Across the Åland Islands – Part 2

At the bridge near Godby, I was interested in the three flags flying at the café – Swedish, Ålandic and Norwegian. The Ålandic flag has a red cross over a yellow cross on a blue background. I saw these colours quite often being used in different ways. The flag at the cafe had prime position, reflecting the locals’ insistence on the Åland Islands being as independent as possible given their important geographic position in the Baltic Sea.  Officially, the islands belong to Finland but the dominant language is Swedish. The islanders have their own parliament, flag, stamps, number plates and even their own agreement with the EU which allows them to be a duty-free zone between Sweden and Finland. 

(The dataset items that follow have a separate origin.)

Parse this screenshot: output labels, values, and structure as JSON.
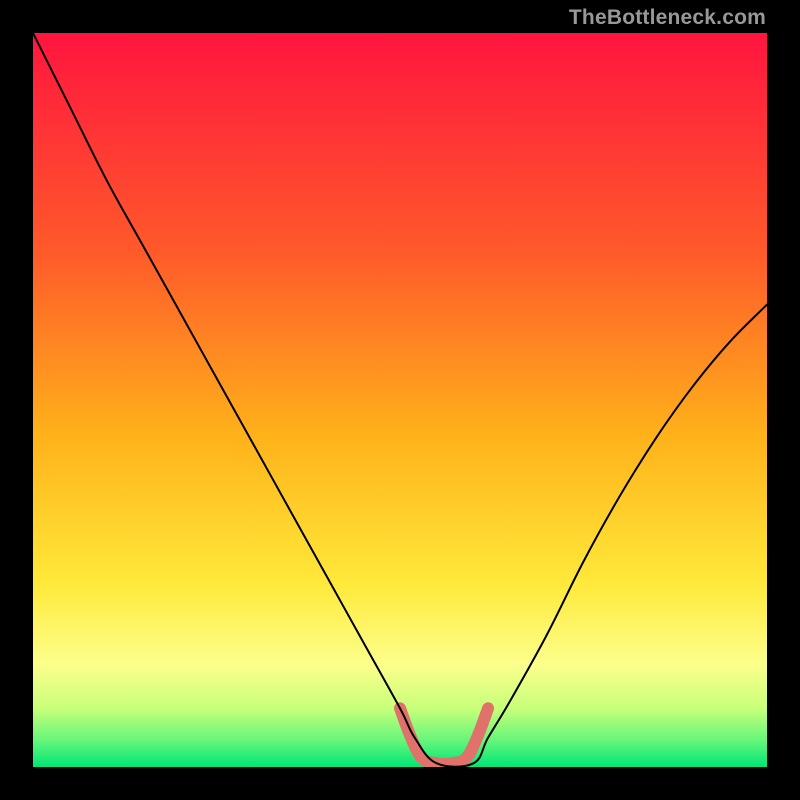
{
  "watermark": "TheBottleneck.com",
  "chart_data": {
    "type": "line",
    "title": "",
    "xlabel": "",
    "ylabel": "",
    "xlim": [
      0,
      100
    ],
    "ylim": [
      0,
      100
    ],
    "grid": false,
    "gradient_stops": [
      {
        "offset": 0.0,
        "color": "#ff153f"
      },
      {
        "offset": 0.3,
        "color": "#ff5a2a"
      },
      {
        "offset": 0.55,
        "color": "#ffb21a"
      },
      {
        "offset": 0.75,
        "color": "#ffe93a"
      },
      {
        "offset": 0.86,
        "color": "#fcff8c"
      },
      {
        "offset": 0.92,
        "color": "#c8ff7a"
      },
      {
        "offset": 0.965,
        "color": "#63f57a"
      },
      {
        "offset": 1.0,
        "color": "#00e676"
      }
    ],
    "series": [
      {
        "name": "bottleneck-curve",
        "color": "#000000",
        "stroke_width": 2,
        "x": [
          0,
          5,
          10,
          15,
          20,
          25,
          30,
          35,
          40,
          45,
          50,
          52,
          55,
          60,
          62,
          65,
          70,
          75,
          80,
          85,
          90,
          95,
          100
        ],
        "y": [
          100,
          90,
          80,
          71,
          62,
          53,
          44,
          35,
          26,
          17,
          8,
          4,
          0.5,
          0.5,
          4,
          9,
          18,
          28,
          37,
          45,
          52,
          58,
          63
        ]
      },
      {
        "name": "highlight-band",
        "color": "#e0726b",
        "stroke_width": 12,
        "x": [
          50,
          51.5,
          53,
          55,
          57,
          59,
          60.5,
          62
        ],
        "y": [
          8,
          4,
          1.2,
          0.5,
          0.5,
          1.2,
          4,
          8
        ]
      }
    ]
  }
}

Midsummer is a really big deal in Scandinavia. In the Åland Islands, the people have a big community gathering where they decorate a Midsummer Pole and stand it up in a central place within the community. The pole stands there for the whole year until it's taken down and replaced with a new one at the next Midsummer festival.

There were some quite unusual signposts. I think someone has forgotten to update these ones or it's a sneaky way of teaching fractions to the kids.

The dates on this gravestone had me pondering for a while. I think Jakob lived from the 14th June, 1833 to the 17th January, 1915.

My favourite two sights - a row of letterboxes and an island called Snäckö. Now it’s not possible to be near a place with a name like that and not go there so I went. I have a selfie of me in front of the recycling shed to prove it. Why the recycling shed? It was the only name sign I could find.